Is It Time to Automate Your Finance Planning Processes?
Automating repetitive financial planning tasks can reduce errors, shorten cycle times, and increase financial planning and analysis (FP&A) productivity.
Automating repetitive financial planning tasks can reduce errors, shorten cycle times, and increase financial planning and analysis (FP&A) productivity.
If you’re moving or manipulating the same data over and over again, month after month, it’s time to automate your financial planning and analysis (FP&A) processes. Why? As an article in CFO magazine explains, automated systems for finance and accounting teams take time-intensive, repetitive tasks and “put them on autopilot, freeing up work hours and bandwidth.”
So where to start? Generally, you want to automate planning functions that feature consistency and repetition. Those traits will maximize your time savings because you’re generating the same finance report on a regular basis.
At Workday, our finance team relies on many of these automated systems. For example, we have a fully automated process that loads invoices and collections data into Workday Adaptive Planning for finance.
The whole idea with automation is that once it’s set up and running, nobody really has to think about it.

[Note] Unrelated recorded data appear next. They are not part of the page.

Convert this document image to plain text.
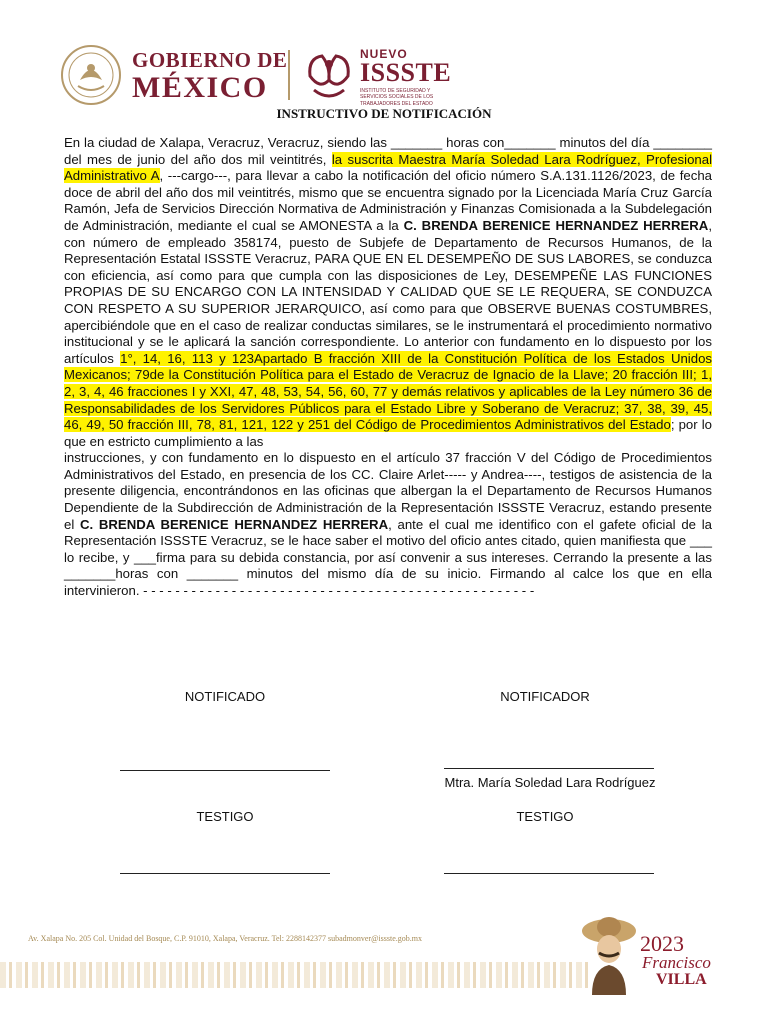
GOBIERNO DE
MÉXICO
NUEVO
ISSSTE
INSTITUTO DE SEGURIDAD Y SERVICIOS SOCIALES DE LOS TRABAJADORES DEL ESTADO
INSTRUCTIVO DE NOTIFICACIÓN
En la ciudad de Xalapa, Veracruz, Veracruz, siendo las _______ horas con_______ minutos del día ________ del mes de junio del año dos mil veintitrés, la suscrita Maestra María Soledad Lara Rodríguez, Profesional Administrativo A, ---cargo---, para llevar a cabo la notificación del oficio número S.A.131.1126/2023, de fecha doce de abril del año dos mil veintitrés, mismo que se encuentra signado por la Licenciada María Cruz García Ramón, Jefa de Servicios Dirección Normativa de Administración y Finanzas Comisionada a la Subdelegación de Administración, mediante el cual se AMONESTA a la C. BRENDA BERENICE HERNANDEZ HERRERA, con número de empleado 358174, puesto de Subjefe de Departamento de Recursos Humanos, de la Representación Estatal ISSSTE Veracruz, PARA QUE EN EL DESEMPEÑO DE SUS LABORES, se conduzca con eficiencia, así como para que cumpla con las disposiciones de Ley, DESEMPEÑE LAS FUNCIONES PROPIAS DE SU ENCARGO CON LA INTENSIDAD Y CALIDAD QUE SE LE REQUERA, SE CONDUZCA CON RESPETO A SU SUPERIOR JERARQUICO, así como para que OBSERVE BUENAS COSTUMBRES, apercibiéndole que en el caso de realizar conductas similares, se le instrumentará el procedimiento normativo institucional y se le aplicará la sanción correspondiente. Lo anterior con fundamento en lo dispuesto por los artículos 1°, 14, 16, 113 y 123Apartado B fracción XIII de la Constitución Política de los Estados Unidos Mexicanos; 79de la Constitución Política para el Estado de Veracruz de Ignacio de la Llave; 20 fracción III; 1, 2, 3, 4, 46 fracciones I y XXI, 47, 48, 53, 54, 56, 60, 77 y demás relativos y aplicables de la Ley número 36 de Responsabilidades de los Servidores Públicos para el Estado Libre y Soberano de Veracruz; 37, 38, 39, 45, 46, 49, 50 fracción III, 78, 81, 121, 122 y 251 del Código de Procedimientos Administrativos del Estado; por lo que en estricto cumplimiento a las
instrucciones, y con fundamento en lo dispuesto en el artículo 37 fracción V del Código de Procedimientos Administrativos del Estado, en presencia de los CC. Claire Arlet----- y Andrea----, testigos de asistencia de la presente diligencia, encontrándonos en las oficinas que albergan la el Departamento de Recursos Humanos Dependiente de la Subdirección de Administración de la Representación ISSSTE Veracruz, estando presente el C. BRENDA BERENICE HERNANDEZ HERRERA, ante el cual me identifico con el gafete oficial de la Representación ISSSTE Veracruz, se le hace saber el motivo del oficio antes citado, quien manifiesta que ___ lo recibe, y ___firma para su debida constancia, por así convenir a sus intereses. Cerrando la presente a las _______horas con _______ minutos del mismo día de su inicio. Firmando al calce los que en ella intervinieron. - - - - - - - - - - - - - - - - - - - - - - - - - - - - - - - - - - - - - - - - - - - - - - - - -
NOTIFICADO	NOTIFICADOR
Mtra. María Soledad Lara Rodríguez
TESTIGO	TESTIGO
Av. Xalapa No. 205 Col. Unidad del Bosque, C.P. 91010, Xalapa, Veracruz. Tel: 2288142377 subadmonver@issste.gob.mx	2023
Francisco
VILLA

That’s one of the many benefits you can achieve through automation. Here are more automation tips, so you can get on board with continuous planning and start generating strategic insights instead of getting buried in mundane tasks.
The more you look for tasks to automate, the better you get at figuring out what to automate and what to do manually. For instance, if you start doing a fully automated saved-search import for billings and collections, you can use that same model to bring in another dataset from your enterprise resource planning (ERP) system.
One of the key perks of automation is that it doesn’t just free up your time but can benefit others on your team as well. For example, accessing reports should become easier for them. Keep everyone in the loop on what is being automated so that your entire team can become more efficient and strategic. That will also ensure that if someone leaves the company, the automation they created won’t be lost or difficult to duplicate.
The whole point of automation is that once it’s set up and running, nobody really has to think about it. Therefore, part of the calculation of whether something is worth automating is if the benefit can be appreciated systemwide. Everybody on your team should have access to what’s running automatically, and there should be no surprises. If you’re out of the office or busy, the automated programs should still keep running and be easily accessible to anyone who needs them.
Avoid the temptation to automate everything—especially in the beginning. Figure out which report or data analysis will make your work more efficient, accurate, or understandable—or all of the above. Then, build momentum, working with the rest of the finance team to strategically identify where it makes the most sense to automate.
Automation is amazing, but the heart of finance will always be human beings using critical thinking and expertise to add value to their organizations. It’s important to maintain that human element. Your system should augment what you’re doing and help you do it faster, but with human-made decisions behind it.
As the pace of business quickens, knowing how to take a strategic approach to automation will give you and your team a clear competitive edge. And remember: If you don’t automate, your competition surely will, gaining an advantage over your organization.